Calenté el aceite y masajeé al bebé primero desde la coronilla de la cabeza hasta sus pequeños pies, y luego a mí misma. Poco a poco nos metimos en la bañera (tengan cuidado aquí, ya que el bebé puede ser muy resbaladizo; se recomienda la ayuda del esposo o la pareja). A ambos nos encantó; sus llantos se suavizaron mientras acurrucaba su pequeño cuerpo en mi pecho.
3. Kitchari y sopas curativas: Nutriendo un fuego digestivo debilitado
Kitchari y sopas la primera semana — Como mencioné antes, Vata Dosha aumenta considerablemente poco después del posparto, lo que también significa un Agni o fuego digestivo muy débil. No debemos bombardear el sistema con muchos alimentos pesados y ricos. Esto también ayudará a facilitar una eliminación más fácil. Queremos alimentos que sean cálidos, ligeramente especiados y nutritivos para la madre. Sopas, guisos y caldos de carne son todas alternativas maravillosas. Había preparado kitchari antes de que naciera el bebé, así que pude comer todo lo que quise durante la primera semana después del parto.
4. Hierbas de apoyo para hormonas, suministro de leche y descanso
Toma hierbas de apoyo — Aunque ya no estés embarazada, tu cuerpo aún necesita una gran nutrición, especialmente si planeas amamantar. Las hierbas son una forma maravillosa de ayudar a obtener los minerales que pueden faltar en tu dieta. Mi consejo es que sigas tomando una vitamina prenatal/posnatal durante al menos 6 meses o más. Si estás amamantando, debes saber que estás en tu fase posparto mientras sigas amamantando. Algunas hierbas que me ayudaron en mi recuperación fueron Ashwagandha, para el apoyo suprarrenal y el sueño, Hinojo y Fenogreco, para los gases y mantener la producción de leche, y Shatavari, para ayudar a equilibrar mis hormonas.
5. Terapia de Masaje Ayurvédico y Trabajo Abdominal
Contraté a un masajista ayurvédico que incluía masaje abdominal — Entiendo que esto puede parecer un lujo, y no todas las madres tienen los recursos o las finanzas para un masaje, pero recomiendo encarecidamente recibir algún tipo de trabajo corporal suave durante el posparto. Debes asegurarte de que tu cuerpo se haya curado correctamente primero, y para la cesárea son aproximadamente de 6 a 8 semanas.

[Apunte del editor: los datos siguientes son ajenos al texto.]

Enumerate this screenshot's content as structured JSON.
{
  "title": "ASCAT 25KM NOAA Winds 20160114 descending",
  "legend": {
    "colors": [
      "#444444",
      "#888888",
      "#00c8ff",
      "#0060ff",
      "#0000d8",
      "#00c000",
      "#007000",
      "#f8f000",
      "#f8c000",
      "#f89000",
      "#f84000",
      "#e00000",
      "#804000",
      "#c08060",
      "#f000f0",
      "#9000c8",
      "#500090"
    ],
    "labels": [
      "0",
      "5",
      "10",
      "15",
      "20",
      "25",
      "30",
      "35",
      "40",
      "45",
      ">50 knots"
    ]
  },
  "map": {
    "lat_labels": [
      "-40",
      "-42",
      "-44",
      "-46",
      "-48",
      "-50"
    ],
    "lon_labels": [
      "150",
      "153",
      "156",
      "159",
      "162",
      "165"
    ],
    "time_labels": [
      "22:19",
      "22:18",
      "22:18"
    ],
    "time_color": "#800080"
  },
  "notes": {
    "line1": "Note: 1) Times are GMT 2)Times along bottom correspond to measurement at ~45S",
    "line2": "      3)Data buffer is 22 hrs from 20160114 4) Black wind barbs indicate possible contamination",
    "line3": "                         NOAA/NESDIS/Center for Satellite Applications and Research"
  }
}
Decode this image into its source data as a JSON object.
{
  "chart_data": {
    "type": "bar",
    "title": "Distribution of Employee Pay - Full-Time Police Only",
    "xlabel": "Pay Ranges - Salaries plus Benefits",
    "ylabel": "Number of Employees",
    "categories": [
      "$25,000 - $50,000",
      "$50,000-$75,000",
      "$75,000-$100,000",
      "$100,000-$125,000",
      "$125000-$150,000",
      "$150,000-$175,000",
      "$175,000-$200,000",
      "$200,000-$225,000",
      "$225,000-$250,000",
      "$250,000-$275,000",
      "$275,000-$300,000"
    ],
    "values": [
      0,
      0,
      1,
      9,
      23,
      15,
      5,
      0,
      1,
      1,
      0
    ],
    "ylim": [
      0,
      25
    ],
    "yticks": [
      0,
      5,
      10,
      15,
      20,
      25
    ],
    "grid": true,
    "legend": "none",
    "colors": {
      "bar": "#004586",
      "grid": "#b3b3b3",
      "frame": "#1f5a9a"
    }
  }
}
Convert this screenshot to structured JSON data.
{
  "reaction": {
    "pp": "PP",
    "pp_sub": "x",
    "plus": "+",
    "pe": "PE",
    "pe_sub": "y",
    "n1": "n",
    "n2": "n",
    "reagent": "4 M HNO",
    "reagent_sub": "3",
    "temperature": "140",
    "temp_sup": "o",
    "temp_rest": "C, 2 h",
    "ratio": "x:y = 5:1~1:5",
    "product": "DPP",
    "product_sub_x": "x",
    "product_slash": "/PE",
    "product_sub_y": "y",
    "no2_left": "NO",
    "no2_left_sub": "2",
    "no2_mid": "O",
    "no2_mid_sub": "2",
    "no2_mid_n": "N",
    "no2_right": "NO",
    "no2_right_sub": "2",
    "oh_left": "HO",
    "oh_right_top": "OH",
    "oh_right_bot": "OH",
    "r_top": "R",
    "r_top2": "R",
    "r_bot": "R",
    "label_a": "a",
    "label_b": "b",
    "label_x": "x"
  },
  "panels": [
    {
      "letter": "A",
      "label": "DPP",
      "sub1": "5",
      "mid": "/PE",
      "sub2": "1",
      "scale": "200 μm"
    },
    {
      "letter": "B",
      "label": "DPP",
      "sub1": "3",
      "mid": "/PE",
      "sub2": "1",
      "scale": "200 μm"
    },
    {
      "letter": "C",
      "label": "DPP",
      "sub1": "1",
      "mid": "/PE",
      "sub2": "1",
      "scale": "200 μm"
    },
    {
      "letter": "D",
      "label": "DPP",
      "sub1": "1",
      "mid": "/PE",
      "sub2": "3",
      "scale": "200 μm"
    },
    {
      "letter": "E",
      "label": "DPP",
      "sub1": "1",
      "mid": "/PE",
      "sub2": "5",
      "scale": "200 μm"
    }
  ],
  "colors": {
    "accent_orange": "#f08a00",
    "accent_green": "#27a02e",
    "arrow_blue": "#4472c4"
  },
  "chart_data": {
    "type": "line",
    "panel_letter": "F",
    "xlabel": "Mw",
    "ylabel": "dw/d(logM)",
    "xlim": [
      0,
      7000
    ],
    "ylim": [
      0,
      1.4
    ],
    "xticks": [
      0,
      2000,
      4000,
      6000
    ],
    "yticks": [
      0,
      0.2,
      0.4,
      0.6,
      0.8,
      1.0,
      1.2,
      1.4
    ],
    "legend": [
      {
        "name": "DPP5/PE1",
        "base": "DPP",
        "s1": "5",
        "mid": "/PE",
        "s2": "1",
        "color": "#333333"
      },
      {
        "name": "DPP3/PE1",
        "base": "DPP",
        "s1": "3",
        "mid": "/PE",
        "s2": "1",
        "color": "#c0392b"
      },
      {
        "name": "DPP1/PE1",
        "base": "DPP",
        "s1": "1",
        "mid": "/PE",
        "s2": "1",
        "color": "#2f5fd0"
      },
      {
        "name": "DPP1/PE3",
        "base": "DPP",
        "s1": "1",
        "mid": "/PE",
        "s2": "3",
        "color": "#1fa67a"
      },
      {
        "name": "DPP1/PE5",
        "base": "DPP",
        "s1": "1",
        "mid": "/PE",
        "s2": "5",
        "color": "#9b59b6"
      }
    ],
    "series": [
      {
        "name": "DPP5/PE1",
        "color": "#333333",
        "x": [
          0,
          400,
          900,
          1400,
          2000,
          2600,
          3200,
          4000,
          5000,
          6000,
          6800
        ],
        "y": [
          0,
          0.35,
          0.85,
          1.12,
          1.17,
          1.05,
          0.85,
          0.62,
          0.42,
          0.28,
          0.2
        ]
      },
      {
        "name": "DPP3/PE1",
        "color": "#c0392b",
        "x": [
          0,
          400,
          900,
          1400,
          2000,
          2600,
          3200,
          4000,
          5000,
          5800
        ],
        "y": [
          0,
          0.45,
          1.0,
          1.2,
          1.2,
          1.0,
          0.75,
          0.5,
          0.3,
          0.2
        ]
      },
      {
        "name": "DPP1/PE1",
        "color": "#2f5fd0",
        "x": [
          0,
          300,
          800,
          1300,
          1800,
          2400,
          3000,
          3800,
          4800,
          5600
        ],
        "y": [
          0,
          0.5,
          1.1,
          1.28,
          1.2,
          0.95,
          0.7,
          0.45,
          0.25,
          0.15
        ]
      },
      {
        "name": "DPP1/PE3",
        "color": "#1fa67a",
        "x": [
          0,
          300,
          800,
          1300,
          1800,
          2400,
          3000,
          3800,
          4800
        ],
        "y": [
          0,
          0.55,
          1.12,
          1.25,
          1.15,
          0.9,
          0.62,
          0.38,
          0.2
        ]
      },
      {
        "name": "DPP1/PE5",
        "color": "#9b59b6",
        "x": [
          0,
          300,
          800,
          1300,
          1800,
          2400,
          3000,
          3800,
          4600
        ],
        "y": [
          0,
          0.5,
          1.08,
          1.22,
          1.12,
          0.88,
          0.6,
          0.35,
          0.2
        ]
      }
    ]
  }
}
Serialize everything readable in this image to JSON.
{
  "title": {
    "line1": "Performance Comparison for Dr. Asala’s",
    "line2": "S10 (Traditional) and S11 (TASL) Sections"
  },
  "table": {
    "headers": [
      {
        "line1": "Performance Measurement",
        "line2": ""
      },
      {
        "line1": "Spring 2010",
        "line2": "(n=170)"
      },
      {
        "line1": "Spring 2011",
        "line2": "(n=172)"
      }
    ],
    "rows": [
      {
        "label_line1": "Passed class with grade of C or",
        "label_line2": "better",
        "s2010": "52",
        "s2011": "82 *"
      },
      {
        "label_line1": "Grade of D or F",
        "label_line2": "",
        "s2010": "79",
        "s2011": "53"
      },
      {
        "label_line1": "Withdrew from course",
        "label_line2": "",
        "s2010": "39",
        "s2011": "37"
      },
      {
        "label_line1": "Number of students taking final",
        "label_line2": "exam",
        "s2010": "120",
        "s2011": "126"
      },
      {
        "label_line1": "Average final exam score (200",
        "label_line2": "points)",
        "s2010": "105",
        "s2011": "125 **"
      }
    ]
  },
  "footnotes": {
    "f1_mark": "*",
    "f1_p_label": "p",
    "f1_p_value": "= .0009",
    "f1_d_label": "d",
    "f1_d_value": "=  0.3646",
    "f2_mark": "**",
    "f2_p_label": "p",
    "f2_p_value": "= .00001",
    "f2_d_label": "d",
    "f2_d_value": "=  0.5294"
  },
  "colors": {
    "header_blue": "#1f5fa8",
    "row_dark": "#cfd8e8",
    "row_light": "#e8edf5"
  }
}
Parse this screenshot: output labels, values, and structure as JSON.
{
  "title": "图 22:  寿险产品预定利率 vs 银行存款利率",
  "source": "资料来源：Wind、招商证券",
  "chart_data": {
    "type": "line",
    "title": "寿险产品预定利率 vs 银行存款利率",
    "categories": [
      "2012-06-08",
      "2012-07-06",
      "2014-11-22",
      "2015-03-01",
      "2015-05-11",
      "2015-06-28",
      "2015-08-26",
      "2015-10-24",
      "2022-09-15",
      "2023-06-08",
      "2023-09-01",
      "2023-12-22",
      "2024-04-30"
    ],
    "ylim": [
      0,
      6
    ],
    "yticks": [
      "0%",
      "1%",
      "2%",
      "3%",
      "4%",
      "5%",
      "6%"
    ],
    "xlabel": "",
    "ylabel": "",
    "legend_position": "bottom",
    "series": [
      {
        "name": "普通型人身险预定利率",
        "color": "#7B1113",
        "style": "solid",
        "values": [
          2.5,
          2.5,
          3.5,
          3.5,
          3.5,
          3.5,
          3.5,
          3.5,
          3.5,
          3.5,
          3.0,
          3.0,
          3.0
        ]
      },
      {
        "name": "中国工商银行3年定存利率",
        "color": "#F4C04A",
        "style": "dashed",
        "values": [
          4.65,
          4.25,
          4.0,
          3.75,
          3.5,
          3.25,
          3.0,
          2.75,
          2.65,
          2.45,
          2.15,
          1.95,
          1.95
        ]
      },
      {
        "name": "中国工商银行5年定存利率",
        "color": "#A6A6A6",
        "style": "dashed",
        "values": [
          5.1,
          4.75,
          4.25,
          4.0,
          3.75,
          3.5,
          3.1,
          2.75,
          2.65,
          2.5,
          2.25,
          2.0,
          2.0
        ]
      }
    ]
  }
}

El masaje es una forma maravillosa de ayudar a llevar el flujo sanguíneo al cuerpo para una recuperación más rápida, ayuda a la digestión, nutre los tejidos, calma un sistema nervioso hiperactivo y agotado, y asienta el Vata.
Una nota de una mamá a otra
Espero que lo que compartí aquí hayan sido algunos consejos útiles a tener en cuenta al entrar en tu cuarto trimestre. Y de una mamá a otra, debes saber que no estás sola en este viaje, y no hay un único camino hacia la curación, solo el que te parezca correcto a ti. Mientras nutres tu cuerpo, mente y espíritu, recuerda que la curación no se trata de volver a ser quien eras, sino de convertirte suavemente en quien estás destinada a ser ahora. A través del descanso, la nutrición, el movimiento, la conexión (especialmente con otras mamás) y la autocompasión, puedes redescubrir tu fuerza y paz. Cada respiración, cada pequeño acto de cuidado, es un paso hacia el equilibrio y la plenitud. Estás creciendo, evolucionando y sanando, hermosamente, a tu propio ritmo.